With the election of a second consecutive all-male SU sabbatical panel, Bridget Fitzsimons examines the role of women in UCD politics.
Times may be changing, but arguably not in UCD. For the second year in a row, students of the university have elected an all-male Students’ Union (SU). While it’s quite sustainable that the best contenders won; it’s still interesting to examine the severe lack of women even running for sabbatical positions in the first place and wonder why this is. Women make up over half of the undergraduate population of UCD, so why exactly are they grossly under-represented in the organisation that claims to represent the entirety of the student body?
Out of 14 candidates in this year’s elections, only two were female. To some people, the outgoing SU – also comprised of all men – had a negative effect on women who may have wished to run for a sabbatical position. Current SU Women’s Officer Isobel O’Connor certainly concurs. “This year I think was a knock-on effect from the fact that there were five male sabbatical officers and it’s the first year since I’ve been in university that SU council has been more male dominated.”
While O’Connor believes that while this was not the intention of the current SU, it is undoubtedly worrying to consider that trend possibly continuing into next year.
For lecturer in Women’s Studies, Ailbhe Smyth, trends in SU elections are “extremely disappointing”. An active campaigner against the Miss UCD pageant last year, Smyth feels that women are sorely misrepresented on the UCD campus. She believes that, “It’s deeply demeaning to simply portray them as objects of beautification. It’s quite unbelievable that in 2009 university students can consider this entertainment.”
“Women make up over half of the undergraduate population of UCD, so why exactly are they grossly under-represented in the organisation that claims to represent the entirety of the student body?”
The real problem is that the SU are supposed to represent the student population. When the SU is completely comprised of men for another year, it completely excludes women from the image of UCD students in a public sense. When the majority of the male hierarchy in both UCD and the SU are men, it presents an outdated and distorted image of a university that is supposed to be modernising in every sense of the word.

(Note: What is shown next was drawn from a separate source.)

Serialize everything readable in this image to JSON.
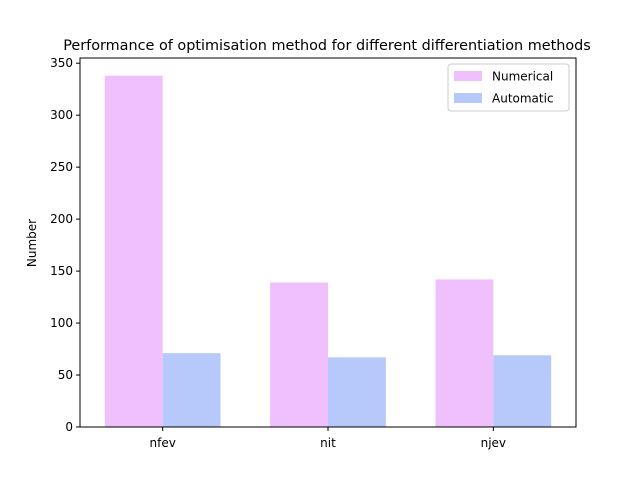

The most worrying fact seems to be the lack of participation in the SU due to the all-male sabbatical officers. O’Connor notes a significant drop in the amount of female class representatives this year. “I think the knock-on effect is that women didn’t feel as encouraged to run for class rep.”
In a world where many countries’ parliaments are male-dominated and women are constantly fighting for recognition in a political sense, should the SU not be doing all it can to promote a diverse mix of sabbatical officers?
Ailbhe Smyth believes that more needs to be done to this effect. “I think they need to have a forum to discuss the absence of women and not to say that it’s women’s fault but rather to say that ‘this is everybody’s responsibility, so what can we do to encourage women?’.”
“I think the knock-on effect is that women didn’t feel as encouraged to run for class rep”
O’Connor defends the SU on this level. “We ran a participation campaign to encourage people to run for Students’ Union officership… [the SU are] quite wary, myself and the other officers, to put across a balanced view as in previous years it would’ve been a lot of pictures of male politicians whereas this year we tried to get more of a balance between male and female politicians to see if that would carry through to a balanced proportion of people running for it.”
For Smyth, by contrast, radicalism must return to campus and women should make their voices heard. “Women on campus should protest vehemently against this symbolic objectification of women in a beauty pageant.” O’Connor agrees, saying that, “I think last year when we did run a Miss UCD competition having elected five male sabbatical officers it was kind of pushing women back down and saying that that’s where they belong.”
While one can argue that the best candidates were simply elected for the jobs they now have in the SU, it’s still striking that women are not better represented. As long as there are no female sabbatical officers and the SU are endorsing events like Miss UCD, a risk exists of female students in UCD becoming accustomed to being seen as simply beauty objects instead of budding politicians.
Smyth argues, “Women are in UCD as students, as academics, as workers in every field and reducing women to the level of objects to be gazed at on a catwalk in this way seems to me to be absolutely astounding”.
She also states that having an all-male SU “absolutely does not help to give a positive message to young women that young women are capable of decision making and leadership and have an absolute right to be involved in decision making and leadership.”
Women are every bit as much a part of UCD as men are. Perhaps it’s time for them to get involved and make their voices heard on the same level.